The regen uses a 4 layer board, primarily to allow a proper impedance match. With a standard thickness 2 layer board it is impossible to attain a proper impedance match to the hub chip. The pins on the chip are small and close together, this necessitates very thin board traces, with a two layer board the distance between ground plane and these traces (BTW this is called a differential micro-strip configuration) produce an impedance that is much greater than the spec. With a four layer board the ground plane can be much closer to the top layer which allows for appropriate impedance with the very narrow traces. The regen also uses SMD USB jacks which allow for appropriate trace width and spacing to continue the impedance matching through to the USB jacks. The result of this is that there will be very minimal reflections at the regen side. Even if the DAC does not have good impedance matching (which is pretty common) which WILL cause a reflection at the DAC end, it will be absorbed at the regen because of the proper impedance matching.

The regen has a frequency optimized Power Delivery network (PDN), which turns out to make a very significant improvement in SQ. This is quite a technical subject, WAY beyond what I can post here, but here is the mile high summary:

In order to properly respond to the load variations of what the supply is powering, it needs to have a low impedance over a very broad range of frequencies. For digital audio this is from low Hz to hundreds of Mhz range. The entire supply flow from mains AC to board layout and capacitors on the board play a role in getting this right.


The regen is what got me focusing in on this. I was testing the first prototype and was seeing some noise on the supply right at the hub chip power pins that shouldn't be there. After a lot of detective work I traced it down to some frequency ranges of the PDN that were much higher impedance than they should be. I included a fix for this in the second version.
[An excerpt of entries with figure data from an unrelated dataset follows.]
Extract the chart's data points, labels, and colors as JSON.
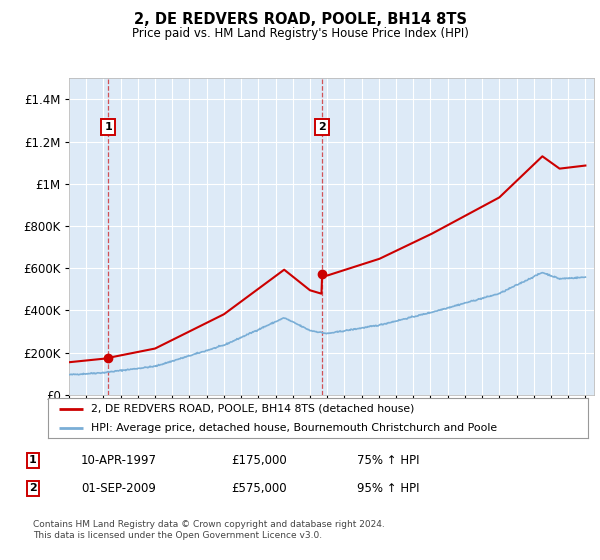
{
  "title": "2, DE REDVERS ROAD, POOLE, BH14 8TS",
  "subtitle": "Price paid vs. HM Land Registry's House Price Index (HPI)",
  "legend_line1": "2, DE REDVERS ROAD, POOLE, BH14 8TS (detached house)",
  "legend_line2": "HPI: Average price, detached house, Bournemouth Christchurch and Poole",
  "sale1_date": "10-APR-1997",
  "sale1_price": "£175,000",
  "sale1_hpi": "75% ↑ HPI",
  "sale1_year": 1997.27,
  "sale1_value": 175000,
  "sale2_date": "01-SEP-2009",
  "sale2_price": "£575,000",
  "sale2_hpi": "95% ↑ HPI",
  "sale2_year": 2009.67,
  "sale2_value": 575000,
  "footnote_line1": "Contains HM Land Registry data © Crown copyright and database right 2024.",
  "footnote_line2": "This data is licensed under the Open Government Licence v3.0.",
  "bg_color": "#ddeaf7",
  "red_color": "#cc0000",
  "blue_color": "#7aaed6",
  "ylim": [
    0,
    1500000
  ],
  "xlim_start": 1995.0,
  "xlim_end": 2025.5,
  "yticks": [
    0,
    200000,
    400000,
    600000,
    800000,
    1000000,
    1200000,
    1400000
  ]
}
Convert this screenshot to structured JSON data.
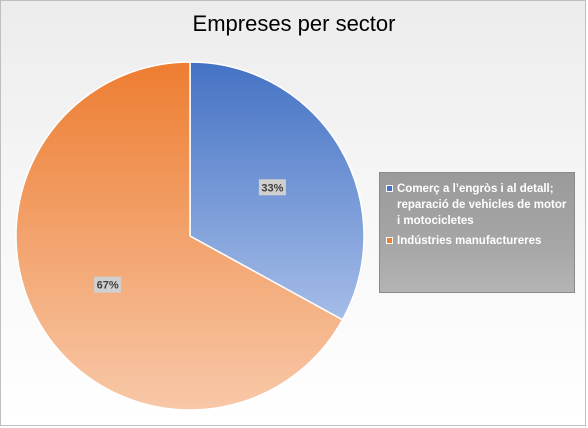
{
  "chart_data": {
    "type": "pie",
    "title": "Empreses per sector",
    "categories": [
      "Comerç a l’engròs i al detall; reparació de vehicles de motor i motocicletes",
      "Indústries manufactureres"
    ],
    "values": [
      33,
      67
    ],
    "value_labels": [
      "33%",
      "67%"
    ],
    "colors": [
      "#4472c4",
      "#ed7d31"
    ],
    "legend_position": "right"
  }
}
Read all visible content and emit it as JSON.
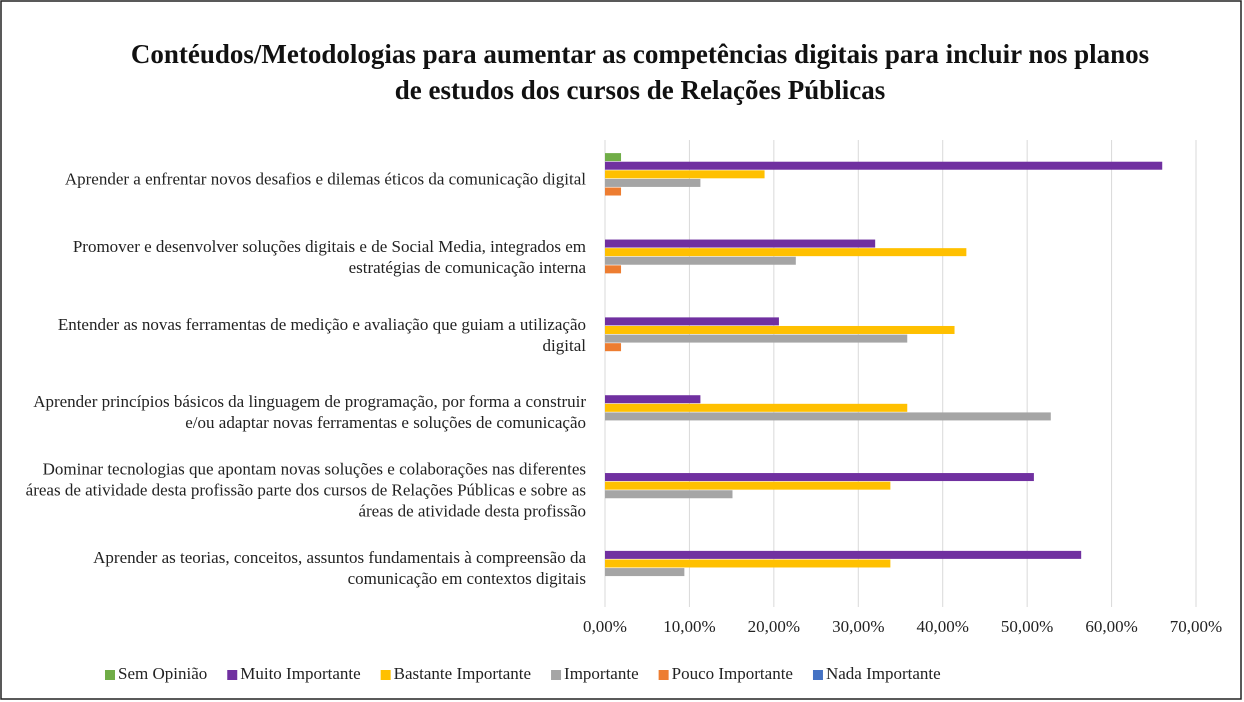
{
  "chart_data": {
    "type": "hbar",
    "title": "Contéudos/Metodologias para aumentar as competências digitais para incluir nos planos de estudos dos cursos de Relações Públicas",
    "categories": [
      "Aprender a enfrentar novos desafios e dilemas éticos da comunicação digital",
      "Promover e desenvolver soluções digitais e de Social Media, integrados em estratégias de comunicação interna",
      "Entender as novas ferramentas de medição e avaliação que guiam a utilização digital",
      "Aprender princípios básicos da linguagem de programação, por forma a construir e/ou adaptar novas ferramentas e soluções de comunicação",
      "Dominar tecnologias que apontam novas soluções e colaborações nas diferentes áreas de atividade desta profissão parte dos cursos de Relações Públicas e sobre as áreas de atividade desta profissão",
      "Aprender as teorias, conceitos,  assuntos fundamentais à compreensão da comunicação em contextos digitais"
    ],
    "series": [
      {
        "name": "Sem Opinião",
        "color": "#70ad47",
        "values": [
          1.9,
          0,
          0,
          0,
          0,
          0
        ]
      },
      {
        "name": "Muito Importante",
        "color": "#7030a0",
        "values": [
          66.0,
          32.0,
          20.6,
          11.3,
          50.8,
          56.4
        ]
      },
      {
        "name": "Bastante Importante",
        "color": "#ffc000",
        "values": [
          18.9,
          42.8,
          41.4,
          35.8,
          33.8,
          33.8
        ]
      },
      {
        "name": "Importante",
        "color": "#a5a5a5",
        "values": [
          11.3,
          22.6,
          35.8,
          52.8,
          15.1,
          9.4
        ]
      },
      {
        "name": "Pouco Importante",
        "color": "#ed7d31",
        "values": [
          1.9,
          1.9,
          1.9,
          0,
          0,
          0
        ]
      },
      {
        "name": "Nada Importante",
        "color": "#4472c4",
        "values": [
          0,
          0,
          0,
          0,
          0,
          0
        ]
      }
    ],
    "xlim": [
      0,
      70
    ],
    "xticks": [
      {
        "value": 0,
        "label": "0,00%"
      },
      {
        "value": 10,
        "label": "10,00%"
      },
      {
        "value": 20,
        "label": "20,00%"
      },
      {
        "value": 30,
        "label": "30,00%"
      },
      {
        "value": 40,
        "label": "40,00%"
      },
      {
        "value": 50,
        "label": "50,00%"
      },
      {
        "value": 60,
        "label": "60,00%"
      },
      {
        "value": 70,
        "label": "70,00%"
      }
    ],
    "grid": true,
    "legend": "bottom"
  }
}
With this I couldn't detect the noise any more, and it sounded much better, but Alex was still not super thrilled with the SQ. I then did a mathematical analysis of the PDN and found another frequency range that had a higher impedance than it should, made a fix for this, and sent the result to Alex, he was thrilled, this was much better than anything he had heard before.


This process of frequency optimizing the PDN is something that is done in expensive high speed network equipment, but is almost never done in consumer products, especially audio equipment. But the experience with the regen seems to point to this being quite important for digital audio. I have subsequently tried some of this on some DACs and seen marked improvement in SQ, so it looks like this might be a significant area to look into.


The whole reason I started thinking about a regen was the USBcable threads, after a lot of experimentation and thinking about it, I came to the conclusion that the signal integrity at the DACwas what was probably the difference between cables. Thus a device designed to regenerate the data signals. Because the whole purpose was to regenerate the signals that the cables were messing up, the regen device had to be right at the input to theDAC, thus it needed to be small and low weight.


One un-anticipated benefit to the frequency optimized PDN, is that the noise on the VBUS output is much less sensitive to load transients than other implementations. So if the DAC IS bus powered, that brings even more improvement.Well there it is, the primary reasons the regen has better implementation than other devices.


John S.

*Scotty*

Re: UpTone Audio Regen
« Reply #19 on: 18 Apr 2015, 08:16 pm »
This begs the obvious question, will an optimized server like HALs MS-2 sound similar to an Aries, or are we still listening to the software player in the server, say jRiver 20, which is inferior sonically to the player software in the Aries?